Fig. 2. Somatic genetic mutations, copy number alterations, and correlates of imaging features in IDH-mutant glioma.

Fig. 2

a For each IDH-mutant tumor (listed on horizontal axis), genetic variants have been annotated as private (exclusively occurring in one sample), shared (occurring in two or more samples, but not in all samples) and truncal (occurring in all samples) and reported as a percentage of the total number of somatic variations.

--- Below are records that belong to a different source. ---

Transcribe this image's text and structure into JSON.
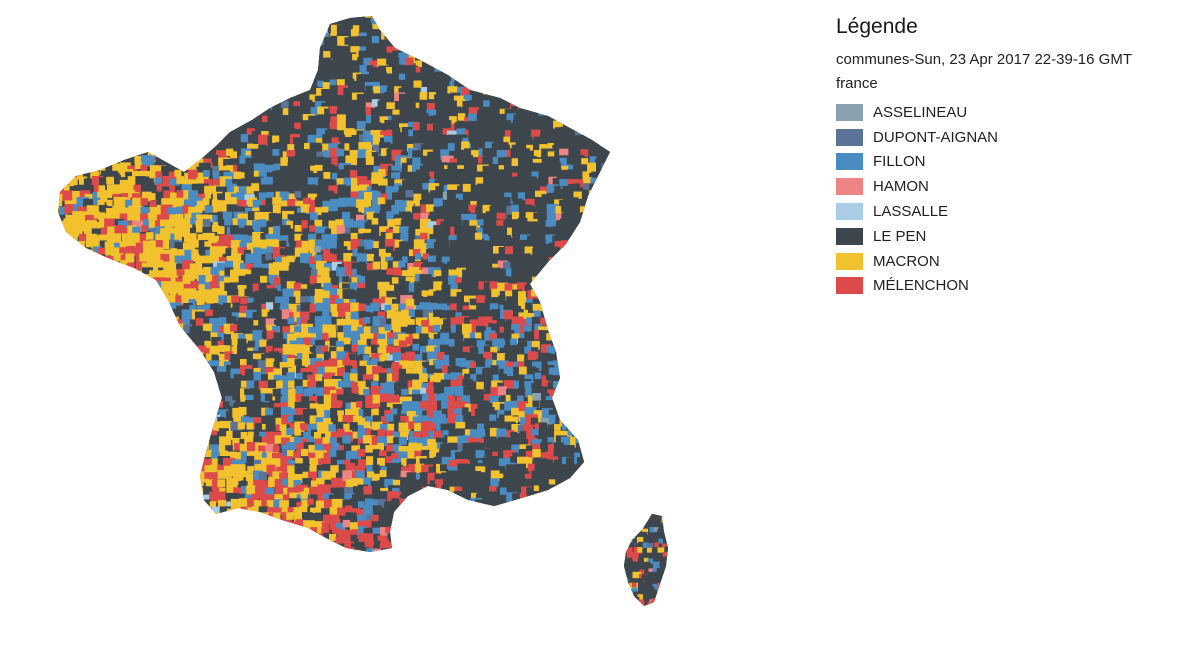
{
  "legend": {
    "title": "Légende",
    "layer": "communes-Sun, 23 Apr 2017 22-39-16 GMT",
    "group": "france",
    "items": [
      {
        "label": "ASSELINEAU",
        "color": "#8aa1b1"
      },
      {
        "label": "DUPONT-AIGNAN",
        "color": "#5a7396"
      },
      {
        "label": "FILLON",
        "color": "#4a8cc2"
      },
      {
        "label": "HAMON",
        "color": "#ec8583"
      },
      {
        "label": "LASSALLE",
        "color": "#a8cde4"
      },
      {
        "label": "LE PEN",
        "color": "#3e464d"
      },
      {
        "label": "MACRON",
        "color": "#f2c12e"
      },
      {
        "label": "MÉLENCHON",
        "color": "#dd4a4a"
      }
    ]
  },
  "map": {
    "regions": [
      "France",
      "Corse"
    ]
  }
}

The proportion of mutation types was significantly different between CE and NE (two-sided Fisher’s exact test p = 3.43e−67). A schematic example of multiregional tumor evolution is represented as a tree in which truncal, shared, and private branches are distinguished. b Overview of somatic alterations in IDH-mutant samples grouped by patient. Mutation load and tumor purity are reported in the top barplot and heatmap track, respectively. Clinical annotation and gene expression classification are indicated in the bottom tracks. Gene alteration frequency in the patient cohort is indicated as percentage on the left, known with driver mutations highlighted in red. c MEM model derived estimated marginal mean of T2W in IDH-mutant vs. IDH wild-type samples in the NE. Error bars show 95% confidence interval. Two-sided t-test with Tukey correction (n = 86). d MEM model derived estimated marginal mean of EPI + C in IDH-mutant vs. IDH wild-type samples in the NE. Error bars show 95% confidence interval. Two-sided t-test with Tukey correction (n = 89). c, d Data are presented as mean values +/−SD. a, c, d Source data are provided as a Source data file.